Bank of London (formerly The Bank Of London) is a British clearing bank launched on 30 November 2021 as the United Kingdom’s sixth principal clearing bank. It operates an API-based payments and clearing platform and is a participant in the UK Faster Payments and Bacs systems.

In November 2025, Tony Bullman took over from Horne as the fourth CEO in little over a year.

In January 2025, Christopher Horne was appointed chief executive and Monique Melis as chair of the board, as part of an investor-led restructuring that also brought board changes. The bank has partnered with SAP Fioneer to integrate the Cloud for Banking platform within its technology stack.

In March 2026, the Prudential Regulation Authority fined The Bank Of London Group Limited and its parent financial holding company, Oplyse Holdings Limited, £2 million "for failing to act with integrity and misleading the PRA over their capital position". This was the first time that the PRA had fined a firm "for failing to conduct its business with integrity" and the first time the PRA had "taken enforcement action against a parent financial holding company of a firm". Both of the firm's failings occurred between October 2021 and May 2024.

== History ==

=== Foundation and expansion ===
The bank was founded by Anthony Watson, who left in 2024. In 2021, Harvey Schwartz was appointed as Group Chairperson and Non-executive Director.

The executive team spent four years prior to the bank's launch creating proprietary technology which allowed them to enter the market with a $1.1 billion valuation. It became the first pre-revenue bank to achieve 'unicorn' status. The bank had raised $120 million in funding within weeks of opening for business.
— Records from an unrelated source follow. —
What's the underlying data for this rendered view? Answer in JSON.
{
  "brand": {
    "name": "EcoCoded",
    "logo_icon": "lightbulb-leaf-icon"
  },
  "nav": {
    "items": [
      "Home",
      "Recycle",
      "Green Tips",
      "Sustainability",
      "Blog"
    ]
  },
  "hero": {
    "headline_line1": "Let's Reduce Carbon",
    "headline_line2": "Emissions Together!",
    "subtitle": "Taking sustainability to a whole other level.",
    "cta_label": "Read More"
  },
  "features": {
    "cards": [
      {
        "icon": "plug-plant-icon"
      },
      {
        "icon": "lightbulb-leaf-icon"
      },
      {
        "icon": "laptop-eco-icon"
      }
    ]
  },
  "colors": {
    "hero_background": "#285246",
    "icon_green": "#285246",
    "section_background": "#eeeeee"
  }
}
Its funding within its first month put it within the UK's top 10 most valuable fintech firms. In December 2021, it was in talks with three additional investment firms to raise additional funding.

The bank uses cloud-based core banking technology and a software as a service (SAAS) delivery model. The bank's goals are to take on established banks in the market for clearing and settlement, deliver global banking transactions for the corporate market, and to provide SAAS to assist companies in embedding payments into their products using white-labelled, API-first banking infrastructure.

In June 2022 the bank announced it was to open an office in Belfast, in order to capitalize on Belfast's high concentration of fintech employment. The office opened on 17 August 2022, with the Economic Minister of Northern Ireland, Gordon Lyons, visiting on the opening day.

In February 2023, the bank secured an additional $40 million as an extension to its Series C funding. Investors of this round were Mangrove Capital Partners, 14W Venture Capital, and ForgeLight Investment Funds.

On 3 September 2024, Anthony Watson  left the bank and was replaced by Stephen Bell, a former Ulster Bank executive, as interim CEO.

On 5 September 2024, HMRC petitioned to wind up the bank's parent holding company Bank of London Group Holdings Limited. However, on 9 September 2024, the bank stated that it had since paid all its taxes and the HMRC petition was the result of an administrative error on the part of Bank of London. The same month, Bank of London received £57 million in equity from new owners led by Mangrove Capital Partners, with a commitment of a further £25 million.

=== New Leadership and Ownership ===
In late September 2024, the bank announced changes to its board of directors, including the departure of several non-executive members and the transition to a new governance structure.

On 20 January 2025, the bank named Christopher Horne (former UK CEO of Credit Suisse) as group chief executive, in the context of an investor-led restructuring backed by Mangrove Capital Partners.

In 2025, subsequent hires included Tony Bullman (Chief Financial Officer, former CFO at Credit Suisse) and Tom Howie (Chief Transformation Officer, former COO at HSBC) in June/July. Hana Rolles (Chief Commercial Officer) joined in August, followed by Aris Asimakis (Chief Risk & Compliance Officer) later that month.

=== Technology ===
Bank of London promotes an API-driven platform and has partnered with SAP Fioneer to integrate Cloud for Banking (C4B) within its stack. The bank is directly connected to UK Payment systems including Faster Payments (as a Directly Connected Settling Participant) and Bacs.